How long will it take? “At least ten to twenty years,” he said. “Because I trust in American innovation, I believe we will find a solution. But not by doing nothing.”
It was 1975 when Ramanathan, who had immigrated to the U.S. several years earlier, first linked the deleterious effect of halocarbons — chemicals such as fluorine, chlorine, bromine, and iodine — to the world’s environment. Most recently, his research has dealt with long-term projects in remote regions, focused on monitoring, measuring, and evaluating the effects of widespread human-produced pollution.
In 2010, he founded Project Surya (“sun” in his native Sanskrit), a Third World-based charitable effort to mitigate the emission of black carbon and other toxins from solid biomass cooking methods endemic to his native India, Southwest Asia, and vast expanses of Africa.
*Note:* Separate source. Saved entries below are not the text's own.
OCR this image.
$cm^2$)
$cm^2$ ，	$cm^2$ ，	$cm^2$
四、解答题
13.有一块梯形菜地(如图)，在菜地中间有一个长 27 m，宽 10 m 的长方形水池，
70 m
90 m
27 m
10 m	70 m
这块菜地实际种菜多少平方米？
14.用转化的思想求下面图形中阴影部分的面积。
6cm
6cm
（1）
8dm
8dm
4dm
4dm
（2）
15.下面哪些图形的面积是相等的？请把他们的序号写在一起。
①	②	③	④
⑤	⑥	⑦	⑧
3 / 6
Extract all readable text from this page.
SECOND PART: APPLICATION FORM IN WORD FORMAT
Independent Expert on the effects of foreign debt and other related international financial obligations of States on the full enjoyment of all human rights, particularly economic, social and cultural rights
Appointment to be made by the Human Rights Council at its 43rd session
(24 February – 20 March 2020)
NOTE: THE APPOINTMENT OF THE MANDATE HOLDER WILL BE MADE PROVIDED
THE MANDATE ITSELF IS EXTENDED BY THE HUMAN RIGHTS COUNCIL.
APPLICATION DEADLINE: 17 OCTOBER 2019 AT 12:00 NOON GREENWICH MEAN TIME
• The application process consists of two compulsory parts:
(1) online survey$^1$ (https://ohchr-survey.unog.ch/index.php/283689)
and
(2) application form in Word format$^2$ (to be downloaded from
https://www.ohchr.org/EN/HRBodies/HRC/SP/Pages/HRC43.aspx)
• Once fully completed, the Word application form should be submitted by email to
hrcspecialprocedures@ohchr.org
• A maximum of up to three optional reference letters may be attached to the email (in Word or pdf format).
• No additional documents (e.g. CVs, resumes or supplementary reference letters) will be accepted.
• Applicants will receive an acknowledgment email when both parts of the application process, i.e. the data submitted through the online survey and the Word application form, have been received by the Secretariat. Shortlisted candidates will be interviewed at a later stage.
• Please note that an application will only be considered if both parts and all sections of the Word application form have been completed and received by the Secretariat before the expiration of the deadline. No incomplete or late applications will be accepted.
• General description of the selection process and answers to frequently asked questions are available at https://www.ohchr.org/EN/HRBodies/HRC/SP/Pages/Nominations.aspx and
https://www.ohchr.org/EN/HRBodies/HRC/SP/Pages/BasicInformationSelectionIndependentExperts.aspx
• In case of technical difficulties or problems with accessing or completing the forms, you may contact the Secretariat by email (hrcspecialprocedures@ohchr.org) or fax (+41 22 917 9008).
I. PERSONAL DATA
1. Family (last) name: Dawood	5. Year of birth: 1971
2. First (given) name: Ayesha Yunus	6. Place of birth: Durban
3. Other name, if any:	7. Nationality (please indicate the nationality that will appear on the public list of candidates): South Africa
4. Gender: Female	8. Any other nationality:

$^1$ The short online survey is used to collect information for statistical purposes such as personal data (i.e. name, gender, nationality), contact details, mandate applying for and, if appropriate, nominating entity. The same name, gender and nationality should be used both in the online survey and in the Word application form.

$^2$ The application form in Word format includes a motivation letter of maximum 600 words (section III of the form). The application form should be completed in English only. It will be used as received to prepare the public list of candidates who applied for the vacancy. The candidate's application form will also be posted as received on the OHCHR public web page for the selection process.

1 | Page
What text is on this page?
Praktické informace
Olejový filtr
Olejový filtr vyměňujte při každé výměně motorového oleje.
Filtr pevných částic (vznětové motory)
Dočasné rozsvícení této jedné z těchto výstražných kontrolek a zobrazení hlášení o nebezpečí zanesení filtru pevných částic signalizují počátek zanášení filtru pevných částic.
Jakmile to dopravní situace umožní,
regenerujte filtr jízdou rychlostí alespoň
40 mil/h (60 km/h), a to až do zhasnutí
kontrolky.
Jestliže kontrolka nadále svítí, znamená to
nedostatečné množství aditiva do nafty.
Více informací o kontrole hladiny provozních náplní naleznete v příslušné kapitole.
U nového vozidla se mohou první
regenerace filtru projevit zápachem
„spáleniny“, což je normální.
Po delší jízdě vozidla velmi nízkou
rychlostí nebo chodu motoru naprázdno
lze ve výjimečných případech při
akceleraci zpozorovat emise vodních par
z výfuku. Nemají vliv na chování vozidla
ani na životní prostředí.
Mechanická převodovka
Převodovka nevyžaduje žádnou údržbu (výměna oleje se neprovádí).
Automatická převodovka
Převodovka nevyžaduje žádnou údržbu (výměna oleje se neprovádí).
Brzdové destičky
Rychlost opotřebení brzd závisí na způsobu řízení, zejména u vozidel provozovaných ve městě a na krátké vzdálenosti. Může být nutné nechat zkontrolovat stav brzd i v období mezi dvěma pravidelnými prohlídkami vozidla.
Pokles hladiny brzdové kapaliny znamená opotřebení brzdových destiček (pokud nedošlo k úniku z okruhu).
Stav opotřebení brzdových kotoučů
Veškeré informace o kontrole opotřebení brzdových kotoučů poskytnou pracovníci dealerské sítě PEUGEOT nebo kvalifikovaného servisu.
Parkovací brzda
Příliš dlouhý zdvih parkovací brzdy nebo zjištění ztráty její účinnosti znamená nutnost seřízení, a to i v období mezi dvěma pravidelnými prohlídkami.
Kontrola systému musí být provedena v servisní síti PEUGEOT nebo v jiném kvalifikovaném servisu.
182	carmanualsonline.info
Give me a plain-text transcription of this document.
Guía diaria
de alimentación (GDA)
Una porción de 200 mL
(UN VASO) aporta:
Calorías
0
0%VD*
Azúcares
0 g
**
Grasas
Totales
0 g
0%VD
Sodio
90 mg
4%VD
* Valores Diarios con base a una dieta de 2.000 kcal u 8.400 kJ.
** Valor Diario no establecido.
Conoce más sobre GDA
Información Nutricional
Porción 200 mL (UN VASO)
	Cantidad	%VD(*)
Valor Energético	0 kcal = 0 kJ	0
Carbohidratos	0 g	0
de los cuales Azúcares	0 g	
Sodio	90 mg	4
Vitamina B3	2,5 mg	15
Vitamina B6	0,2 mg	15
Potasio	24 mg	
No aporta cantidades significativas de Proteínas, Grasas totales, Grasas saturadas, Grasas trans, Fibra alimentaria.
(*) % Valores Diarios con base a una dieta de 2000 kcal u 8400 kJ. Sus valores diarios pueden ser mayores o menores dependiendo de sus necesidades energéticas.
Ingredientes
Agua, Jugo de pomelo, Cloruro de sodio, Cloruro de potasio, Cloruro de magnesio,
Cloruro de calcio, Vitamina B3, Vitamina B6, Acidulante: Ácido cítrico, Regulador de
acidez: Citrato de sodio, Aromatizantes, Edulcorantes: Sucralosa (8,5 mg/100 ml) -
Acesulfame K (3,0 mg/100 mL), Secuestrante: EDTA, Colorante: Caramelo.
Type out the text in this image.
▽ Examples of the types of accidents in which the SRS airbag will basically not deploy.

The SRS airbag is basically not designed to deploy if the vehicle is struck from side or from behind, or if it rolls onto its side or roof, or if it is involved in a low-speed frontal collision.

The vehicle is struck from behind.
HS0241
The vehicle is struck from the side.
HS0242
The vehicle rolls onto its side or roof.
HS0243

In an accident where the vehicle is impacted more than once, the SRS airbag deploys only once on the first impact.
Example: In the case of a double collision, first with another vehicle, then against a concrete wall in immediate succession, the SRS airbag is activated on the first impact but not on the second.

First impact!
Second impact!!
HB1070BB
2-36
Project Surya provides solid-fuel, bio-gas, and solar stoves and lamps that greatly reduce smoke indoors and outdoors — and thus reduce the ill effects of pollution — for the Third World’s nearly four million abject poor inhabitants. They pay a heavy price. About 3.2 million die every year inhaling the toxic smoke, which is a major contributor to climate change.
“I’ve seen the clouds of thick brown smoke that hover over north India, as well as rural south India where I was raised,” he said. “I know the damage it does. I’ve seen it. I’ve smelled it. I’ve breathed it.”
Thus, his overarching notion on how advanced societies must eventually fend off climate change: “Our planet supports three billion haves and four billion have-nots,” he said. “Those of us fortunate to be the haves must find the solutions.”
Last year, Ramanathan was awarded the United Nations’ top environmental prize, “Champions of the Earth for Science and Innovation,” perhaps the most prestigious honor among so many he’s received. Yet no awards, plaques, or commendations adorn his Scripps Institution office, otherwise nondescript but for a sweeping view of the Pacific Ocean and beyond. Just a few family photos are displayed.
“Those are my true awards,” he said, pointing to the smiling faces. “They mean the most to me.”